Entry into the commodity goods market has the potential to put Alibaba toe-to-toe with B2B marketplace competitor Amazon Business, which generated $10 billion in sales in 2018 across eight markets globally (the US, UK, Germany, France, Italy, Spain, Japan and India). While more than half of those sales were from third-party sellers on the marketplace, Amazon—which owns its inventory as a distributor—sold the other portion. (Editor's Note: Amazon did not immediately respond to requests for comment.)
Caplan maintains there are big differences between Alibaba.com and Amazon: Alibaba.com doesn’t take a commission on orders, but monetizes through ad revenues and an annual membership fee in the “thousands." Further, unlike Amazon, Alibaba doesn’t own inventory, so sellers are only in competition with each other, not with Alibaba.
Still, June 2018 research from B2BecNews found that while nearly eight in ten US B2B buyers used Amazon Business, only 36.5% shopped on Alibaba.com.
Alibaba is positioning this move as a way for US SMB sellers to reach a global audience—the marketplace has more than 10 million active buyers from 190 countries worldwide. For many SMB B2B sellers, setting up an ecommerce strategy can be a challenge. There are technology costs required to build a direct website, but some B2B suppliers sell on a marketplace without huge overhead, a trend we have seen for years.
Alibaba is banking on US B2B SMBs seizing this opportunity. Whether the move will pay off depends on new manufacturers and wholesalers coming on board and selling.

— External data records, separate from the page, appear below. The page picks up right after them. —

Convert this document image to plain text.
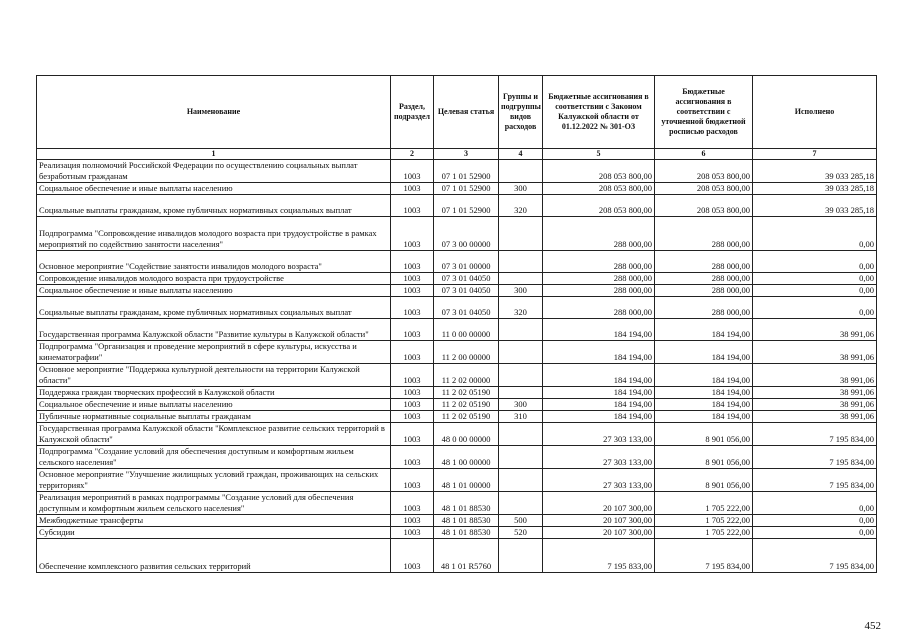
Наименование	Раздел, подраздел	Целевая статья	Группы и подгруппы видов расходов	Бюджетные ассигнования в соответствии с Законом Калужской области от 01.12.2022 № 301-ОЗ	Бюджетные ассигнования в соответствии с уточненной бюджетной росписью расходов	Исполнено
1	2	3	4	5	6	7
Реализация полномочий Российской Федерации по осуществлению социальных выплат безработным гражданам	1003	07 1 01 52900		208 053 800,00	208 053 800,00	39 033 285,18
Социальное обеспечение и иные выплаты населению	1003	07 1 01 52900	300	208 053 800,00	208 053 800,00	39 033 285,18
Социальные выплаты гражданам, кроме публичных нормативных социальных выплат	1003	07 1 01 52900	320	208 053 800,00	208 053 800,00	39 033 285,18
Подпрограмма "Сопровождение инвалидов молодого возраста при трудоустройстве в рамках мероприятий по содействию занятости населения"	1003	07 3 00 00000		288 000,00	288 000,00	0,00
Основное мероприятие "Содействие занятости инвалидов молодого возраста"	1003	07 3 01 00000		288 000,00	288 000,00	0,00
Сопровождение инвалидов молодого возраста при трудоустройстве	1003	07 3 01 04050		288 000,00	288 000,00	0,00
Социальное обеспечение и иные выплаты населению	1003	07 3 01 04050	300	288 000,00	288 000,00	0,00
Социальные выплаты гражданам, кроме публичных нормативных социальных выплат	1003	07 3 01 04050	320	288 000,00	288 000,00	0,00
Государственная программа Калужской области "Развитие культуры в Калужской области"	1003	11 0 00 00000		184 194,00	184 194,00	38 991,06
Подпрограмма "Организация и проведение мероприятий в сфере культуры, искусства и кинематографии"	1003	11 2 00 00000		184 194,00	184 194,00	38 991,06
Основное мероприятие "Поддержка культурной деятельности на территории Калужской области"	1003	11 2 02 00000		184 194,00	184 194,00	38 991,06
Поддержка граждан творческих профессий в Калужской области	1003	11 2 02 05190		184 194,00	184 194,00	38 991,06
Социальное обеспечение и иные выплаты населению	1003	11 2 02 05190	300	184 194,00	184 194,00	38 991,06
Публичные нормативные социальные выплаты гражданам	1003	11 2 02 05190	310	184 194,00	184 194,00	38 991,06
Государственная программа Калужской области "Комплексное развитие сельских территорий в Калужской области"	1003	48 0 00 00000		27 303 133,00	8 901 056,00	7 195 834,00
Подпрограмма "Создание условий для обеспечения доступным и комфортным жильем сельского населения"	1003	48 1 00 00000		27 303 133,00	8 901 056,00	7 195 834,00
Основное мероприятие "Улучшение жилищных условий граждан, проживающих на сельских территориях"	1003	48 1 01 00000		27 303 133,00	8 901 056,00	7 195 834,00
Реализация мероприятий в рамках подпрограммы "Создание условий для обеспечения доступным и комфортным жильем сельского населения"	1003	48 1 01 88530		20 107 300,00	1 705 222,00	0,00
Межбюджетные трансферты	1003	48 1 01 88530	500	20 107 300,00	1 705 222,00	0,00
Субсидии	1003	48 1 01 88530	520	20 107 300,00	1 705 222,00	0,00
Обеспечение комплексного развития сельских территорий	1003	48 1 01 R5760		7 195 833,00	7 195 834,00	7 195 834,00
452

And the ecommerce giant is pushing hard to make this happen. Part of the allure is several newly launched features on the marketplace including a single storefront for all regions, advertising options to target buyers by geography, intent, keywords and more, plus granular customer data in the platform, according to Caplan.
"Anchor sellers,” like Office Depot and Robinson Fresh, have officially signed on to the launch. Other US SMBs in beta include beauty line Honey Baby Naturals, organic food supplier Nature Zen, coffee company Vassilaros & Sons and cleaning products seller Gett Clean.
The next challenge is supporting these new sellers to be successful. “Seventy percent of SMBs aren’t digital, and the hardest part is finding an ally to navigate difficult terrain,” Caplan said.
To that end, Alibaba has curated a list of partners to assist with logistics and more—for an added fee. It also has a US-based customer success team to help new sellers onboard to the marketplace in time for Alibaba.com’s online sale event, Super September, which typically sees an uptick in traffic and sales. But, only time will tell if these new sellers are ready by then.